◇国内女子◇スタンレーレディスゴルフトーナメント 最終日(10日)◇東名CC(静岡)◇6592yd(パー72)

1年11カ月ぶりの“復活優勝”を遂げた渋野日向子は、コロナ禍でもがき苦しんできた。2020年と21年が統合された今シーズンの軌跡を振り返る。

落胆/2020年6月「アース・モンダミンカップ」

207日ぶりの実戦となったシーズン開幕戦では、初日にプロ人生初のルーリングミスで2罰打を受けた。2日目を「74」で終えて、1打足りずに予選落ち。「練習をたくさんしても、試合でできなきゃ意味がない」と悔しさをにじませた。

修行/8月〜10月

スコットランドと米国で計6試合をプレー。ディフェンディングチャンピオンとして臨んだ8月の「AIG女子オープン(全英女子) 」は、決勝に進めなかった。9月の「ANAインスプレーション」では「100点に近い」プレーで笑顔を見せる場面も。米国本土での4戦はすべて予選を突破した。

晩秋/11月〜12月

約4カ月ぶりの日本ツアー復帰戦「樋口久子 三菱電機レディス」では予選落ちを喫するも、初日にはホールインワンを達成。11月「大王製紙エリエールレディス」は最終日に「66」をマークし、2020年では最高の5位に食い込んだ。「正直これまでの(不調に悩んできた)状態から、よく今年ここまで来られたなという感じ」とし、続く国内最終戦「ツアー選手権リコーカップ」は3位。12月開催の「全米女子オープン」は3日目を終えて単独首位に立ち、4位で終えた。

新生/2021年開幕戦

42年ぶりの日本勢メジャー制覇を二人三脚で歩んできた青木翔コーチの指導から離れ、新シーズンをスタート。オフには大幅なスイング改造に着手し、男子プロの石川遼の助言を受け、4本のウェッジを投入した。

苦難/6月「全米女子プロ」

4月からの3カ月に及ぶ海外遠征中、6月「全米女子プロ」ではトラブルに見舞われた。3日目のスタート前にバッグを担いでいたキャディが新型コロナウイルスの検査で陽性と判定され、急きょ交代。
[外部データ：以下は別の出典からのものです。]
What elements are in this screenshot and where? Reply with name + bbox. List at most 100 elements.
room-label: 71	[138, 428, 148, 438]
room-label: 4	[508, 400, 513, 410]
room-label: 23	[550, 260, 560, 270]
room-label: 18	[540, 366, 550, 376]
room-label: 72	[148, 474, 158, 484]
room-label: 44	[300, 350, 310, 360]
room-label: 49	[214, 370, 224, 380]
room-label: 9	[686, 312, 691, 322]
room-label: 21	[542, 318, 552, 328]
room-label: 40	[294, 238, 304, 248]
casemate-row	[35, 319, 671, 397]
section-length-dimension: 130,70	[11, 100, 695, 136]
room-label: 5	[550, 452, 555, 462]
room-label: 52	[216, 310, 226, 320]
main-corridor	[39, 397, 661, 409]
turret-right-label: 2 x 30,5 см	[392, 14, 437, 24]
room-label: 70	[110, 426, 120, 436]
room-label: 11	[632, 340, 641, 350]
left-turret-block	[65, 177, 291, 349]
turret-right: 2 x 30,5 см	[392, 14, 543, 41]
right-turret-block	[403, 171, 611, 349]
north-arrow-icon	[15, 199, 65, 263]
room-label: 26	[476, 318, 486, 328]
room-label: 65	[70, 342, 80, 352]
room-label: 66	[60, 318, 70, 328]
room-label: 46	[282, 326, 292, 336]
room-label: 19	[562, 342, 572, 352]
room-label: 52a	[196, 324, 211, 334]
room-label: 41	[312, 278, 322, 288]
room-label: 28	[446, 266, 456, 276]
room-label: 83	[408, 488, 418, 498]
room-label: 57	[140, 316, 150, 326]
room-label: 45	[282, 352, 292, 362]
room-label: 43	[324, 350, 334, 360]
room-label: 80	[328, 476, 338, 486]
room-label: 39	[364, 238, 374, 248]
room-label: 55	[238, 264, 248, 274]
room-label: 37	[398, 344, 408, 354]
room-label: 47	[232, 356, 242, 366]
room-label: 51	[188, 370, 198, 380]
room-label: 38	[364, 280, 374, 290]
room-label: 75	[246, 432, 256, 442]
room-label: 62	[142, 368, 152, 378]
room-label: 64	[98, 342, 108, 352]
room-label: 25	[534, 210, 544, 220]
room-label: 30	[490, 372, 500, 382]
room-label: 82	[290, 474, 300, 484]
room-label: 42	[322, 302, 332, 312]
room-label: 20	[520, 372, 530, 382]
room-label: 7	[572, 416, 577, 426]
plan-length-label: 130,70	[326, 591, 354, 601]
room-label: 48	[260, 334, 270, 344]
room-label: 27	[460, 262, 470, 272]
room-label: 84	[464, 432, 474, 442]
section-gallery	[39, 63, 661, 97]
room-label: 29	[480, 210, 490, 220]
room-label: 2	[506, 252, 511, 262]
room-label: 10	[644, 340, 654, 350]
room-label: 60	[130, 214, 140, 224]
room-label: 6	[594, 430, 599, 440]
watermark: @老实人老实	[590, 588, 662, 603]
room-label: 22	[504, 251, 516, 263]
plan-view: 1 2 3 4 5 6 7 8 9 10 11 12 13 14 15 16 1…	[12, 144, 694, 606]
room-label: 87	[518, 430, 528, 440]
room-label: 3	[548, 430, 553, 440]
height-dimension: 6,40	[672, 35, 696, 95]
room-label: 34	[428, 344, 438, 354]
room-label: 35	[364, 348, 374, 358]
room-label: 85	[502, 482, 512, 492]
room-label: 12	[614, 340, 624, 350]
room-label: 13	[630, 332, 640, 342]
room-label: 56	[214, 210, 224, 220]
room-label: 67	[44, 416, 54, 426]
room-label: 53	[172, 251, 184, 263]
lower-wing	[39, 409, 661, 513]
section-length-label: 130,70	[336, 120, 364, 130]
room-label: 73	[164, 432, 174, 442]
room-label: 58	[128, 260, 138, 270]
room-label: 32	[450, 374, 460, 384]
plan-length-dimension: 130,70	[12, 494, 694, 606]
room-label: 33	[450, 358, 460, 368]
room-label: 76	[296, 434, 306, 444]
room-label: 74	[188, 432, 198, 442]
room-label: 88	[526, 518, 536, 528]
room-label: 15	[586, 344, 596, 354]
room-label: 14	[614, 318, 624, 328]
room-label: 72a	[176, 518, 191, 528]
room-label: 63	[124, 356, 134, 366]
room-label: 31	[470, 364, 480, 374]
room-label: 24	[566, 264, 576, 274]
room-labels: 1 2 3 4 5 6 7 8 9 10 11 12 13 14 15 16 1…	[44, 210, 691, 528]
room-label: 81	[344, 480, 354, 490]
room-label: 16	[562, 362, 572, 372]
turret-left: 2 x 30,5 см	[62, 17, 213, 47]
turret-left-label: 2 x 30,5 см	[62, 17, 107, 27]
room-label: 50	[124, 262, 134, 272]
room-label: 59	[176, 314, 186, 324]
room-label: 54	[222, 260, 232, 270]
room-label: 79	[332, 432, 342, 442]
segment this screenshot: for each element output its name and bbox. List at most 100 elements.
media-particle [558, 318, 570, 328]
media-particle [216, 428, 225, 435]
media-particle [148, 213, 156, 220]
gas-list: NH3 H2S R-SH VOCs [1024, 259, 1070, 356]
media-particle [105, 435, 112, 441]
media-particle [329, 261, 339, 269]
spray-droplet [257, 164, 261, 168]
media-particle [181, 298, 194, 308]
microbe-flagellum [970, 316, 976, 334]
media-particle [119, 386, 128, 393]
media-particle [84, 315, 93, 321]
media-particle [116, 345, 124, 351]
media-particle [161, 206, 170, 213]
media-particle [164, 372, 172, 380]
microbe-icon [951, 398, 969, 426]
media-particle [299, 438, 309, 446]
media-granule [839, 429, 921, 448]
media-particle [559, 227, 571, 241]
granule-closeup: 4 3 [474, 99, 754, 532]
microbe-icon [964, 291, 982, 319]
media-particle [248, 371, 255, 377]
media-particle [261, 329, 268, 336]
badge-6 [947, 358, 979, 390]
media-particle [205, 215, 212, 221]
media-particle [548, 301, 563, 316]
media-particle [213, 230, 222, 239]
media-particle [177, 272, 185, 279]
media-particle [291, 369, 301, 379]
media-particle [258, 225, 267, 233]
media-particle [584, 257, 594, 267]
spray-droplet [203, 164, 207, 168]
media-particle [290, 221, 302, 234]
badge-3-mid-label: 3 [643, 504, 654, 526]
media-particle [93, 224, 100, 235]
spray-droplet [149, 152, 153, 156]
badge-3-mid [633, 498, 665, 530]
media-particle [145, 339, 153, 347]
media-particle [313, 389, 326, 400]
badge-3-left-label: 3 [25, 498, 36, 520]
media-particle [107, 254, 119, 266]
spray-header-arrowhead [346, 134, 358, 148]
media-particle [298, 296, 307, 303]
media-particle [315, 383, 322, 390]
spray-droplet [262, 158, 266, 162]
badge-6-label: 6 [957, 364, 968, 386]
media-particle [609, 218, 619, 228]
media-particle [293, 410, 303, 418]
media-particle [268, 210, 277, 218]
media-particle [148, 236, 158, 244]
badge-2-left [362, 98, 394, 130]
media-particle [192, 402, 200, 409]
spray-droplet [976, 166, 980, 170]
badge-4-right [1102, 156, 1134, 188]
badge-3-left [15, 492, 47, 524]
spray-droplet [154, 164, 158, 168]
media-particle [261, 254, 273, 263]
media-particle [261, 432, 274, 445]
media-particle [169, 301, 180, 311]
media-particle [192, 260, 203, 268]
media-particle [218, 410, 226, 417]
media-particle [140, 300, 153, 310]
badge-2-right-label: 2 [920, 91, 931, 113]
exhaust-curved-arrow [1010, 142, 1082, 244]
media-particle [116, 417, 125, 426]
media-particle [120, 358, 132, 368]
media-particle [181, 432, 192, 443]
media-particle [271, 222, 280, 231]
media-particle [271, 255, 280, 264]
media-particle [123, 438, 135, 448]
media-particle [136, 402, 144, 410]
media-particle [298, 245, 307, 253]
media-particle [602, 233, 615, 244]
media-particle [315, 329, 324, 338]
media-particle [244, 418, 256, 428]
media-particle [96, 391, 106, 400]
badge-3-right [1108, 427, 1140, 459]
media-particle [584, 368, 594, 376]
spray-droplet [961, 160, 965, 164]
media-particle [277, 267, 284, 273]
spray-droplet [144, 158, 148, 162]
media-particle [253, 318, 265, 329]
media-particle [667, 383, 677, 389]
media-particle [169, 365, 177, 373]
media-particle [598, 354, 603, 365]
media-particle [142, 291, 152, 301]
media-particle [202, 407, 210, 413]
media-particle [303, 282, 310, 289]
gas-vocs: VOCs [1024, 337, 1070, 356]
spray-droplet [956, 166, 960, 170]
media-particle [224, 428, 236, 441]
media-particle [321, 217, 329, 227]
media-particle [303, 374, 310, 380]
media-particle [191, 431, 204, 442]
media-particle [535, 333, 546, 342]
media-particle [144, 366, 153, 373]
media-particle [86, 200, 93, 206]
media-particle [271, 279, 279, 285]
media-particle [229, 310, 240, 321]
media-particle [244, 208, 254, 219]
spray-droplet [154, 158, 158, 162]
パー3で4度の池ポチャをするなどしてプレーを終えると涙を流した。

再挑戦/7月

帰国した渋野は日本で3連戦を終えた後、歴代チャンピオンとして8月「AIG女子オープン」に再挑戦。初日11位と好発進を決めた末に34位で終えて「私の現状すべてを吐き出した大会」と総括した。

予兆/9月

日本ツアーに戻り、9月「住友生命Vitality 東海クラシック」で4位タイ。次戦「ミヤギテレビ杯ダンロップ女子オープン」で8位、「日本女子オープン」では5位と「優勝は考えられない」としながらも3戦続けてトップ10入りした。